Second advice is make sure the food is properly prepped for your photo taking.
Example: If you were to take some photos of quesadillas ..have them put TWICE as much as cheese in them. Twice as much as dipping sauce ...lettuce..whatever is garnishing the plate.
THEN: Don't focus on making the dish appear proportionate to the viewer, but trick their eye by making it look real life size but using bigger portion. It's more appealing.
To make an example of your photo...if I may...
Everything on the plate looks like the "real size". However, it fools the viewer into thinking the chicken fried steak is smaller than the baked potato and the roll is almost the same size of the baked potato.
I would use bigger portions on the chicken fried steak and present it in a manner that it appears more "appealing" but not trying to fool customers their chicken fried steak is much bigger than it really is.
Back to ambiance.....
Think "still art" the art piece won't work unless you have a ..."setting." Props could be used. ...etc. In our catering parties we have used props to appeal to the eye of the party goers to give it an appeal they are at our restaurant; but at some party at someone's home. Get a feel for their ambiance. Even ask the Restaurant's managers thoughts on their ambiance.

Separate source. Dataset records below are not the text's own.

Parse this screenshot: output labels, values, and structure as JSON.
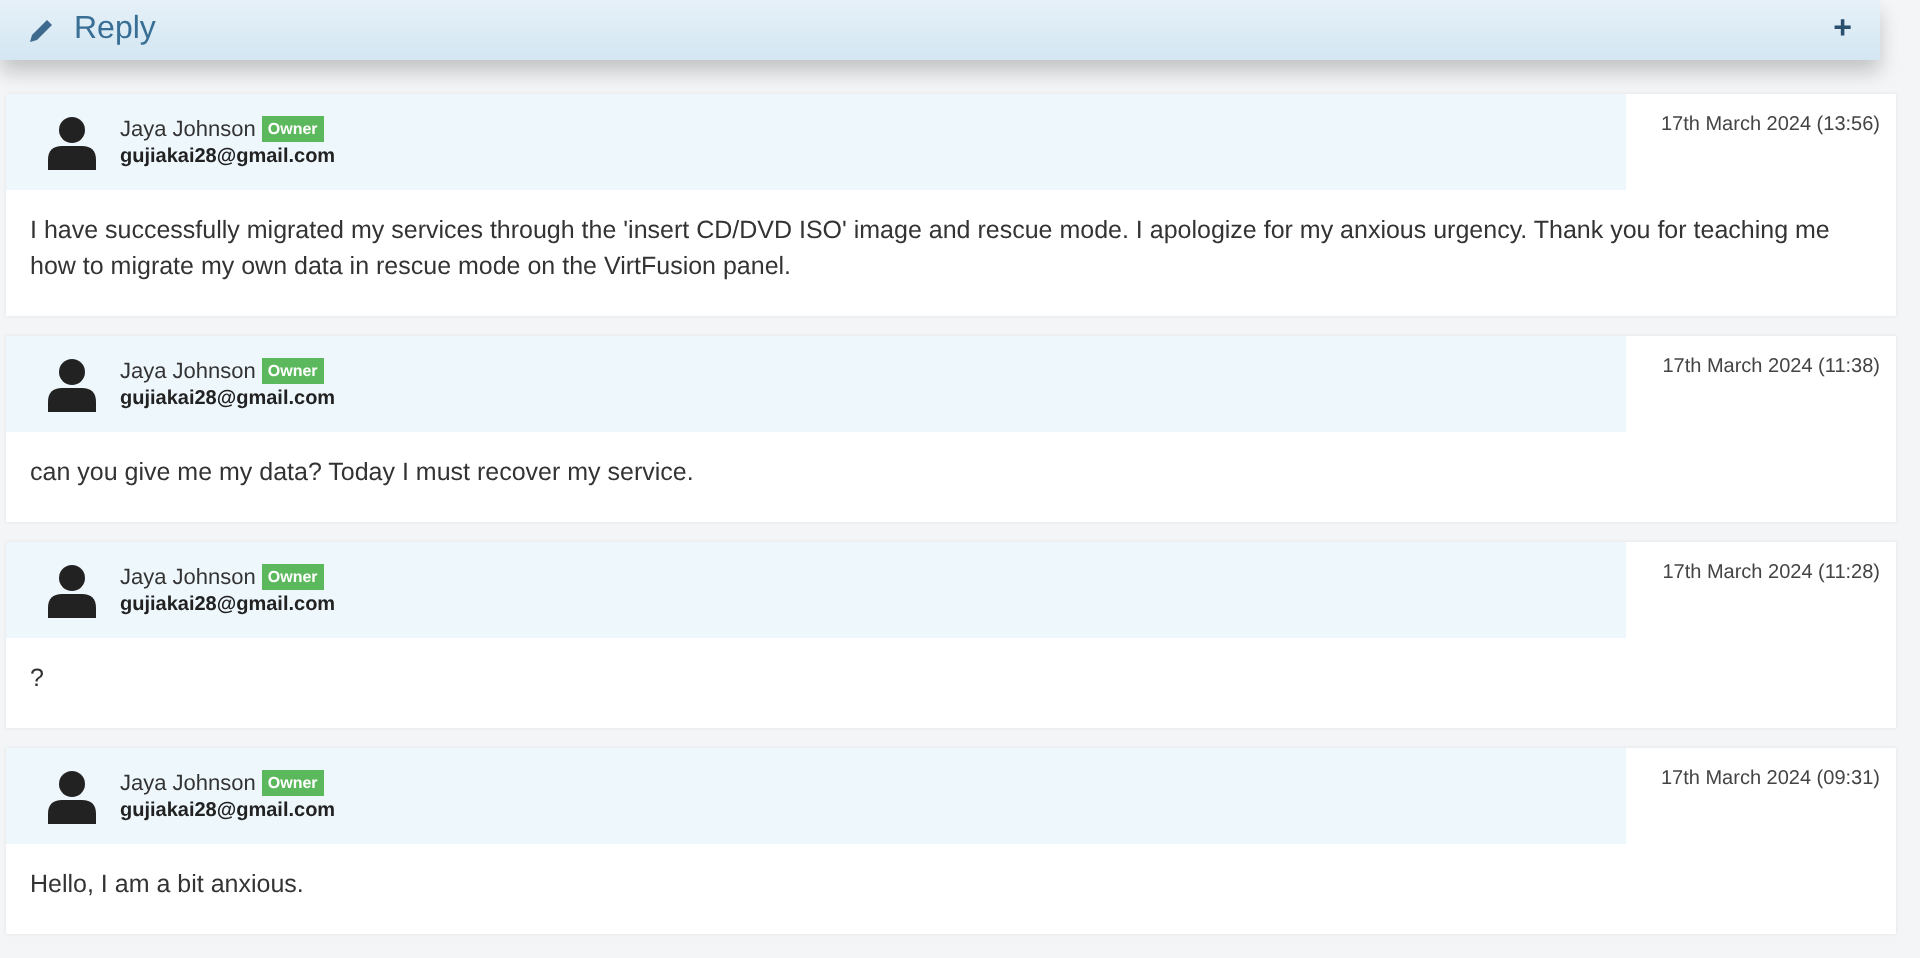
{
  "reply_bar": {
    "title": "Reply",
    "expand_symbol": "+"
  },
  "messages": [
    {
      "author": "Jaya Johnson",
      "role": "Owner",
      "email": "gujiakai28@gmail.com",
      "date": "17th March 2024 (13:56)",
      "body": "I have successfully migrated my services through the 'insert CD/DVD ISO' image and rescue mode. I apologize for my anxious urgency. Thank you for teaching me how to migrate my own data in rescue mode on the VirtFusion panel."
    },
    {
      "author": "Jaya Johnson",
      "role": "Owner",
      "email": "gujiakai28@gmail.com",
      "date": "17th March 2024 (11:38)",
      "body": "can you give me my data? Today I must recover my service."
    },
    {
      "author": "Jaya Johnson",
      "role": "Owner",
      "email": "gujiakai28@gmail.com",
      "date": "17th March 2024 (11:28)",
      "body": "?"
    },
    {
      "author": "Jaya Johnson",
      "role": "Owner",
      "email": "gujiakai28@gmail.com",
      "date": "17th March 2024 (09:31)",
      "body": "Hello, I am a bit anxious."
    }
  ]
}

Night time is when they get the most business. It may have a different feel then.
Some have "cheated" and use bokeh instead of props. Bokeh is nice with the right ambient colors.
By NO means I have any experience in taking photos of food. But you in a sense are advertising for them.
My photography days came after the restaurant days.

Note: Take a look at the size of the Knife and then look at the size of the Chicken fried steak.
Interesting observations and points. Thanks for the suggestions.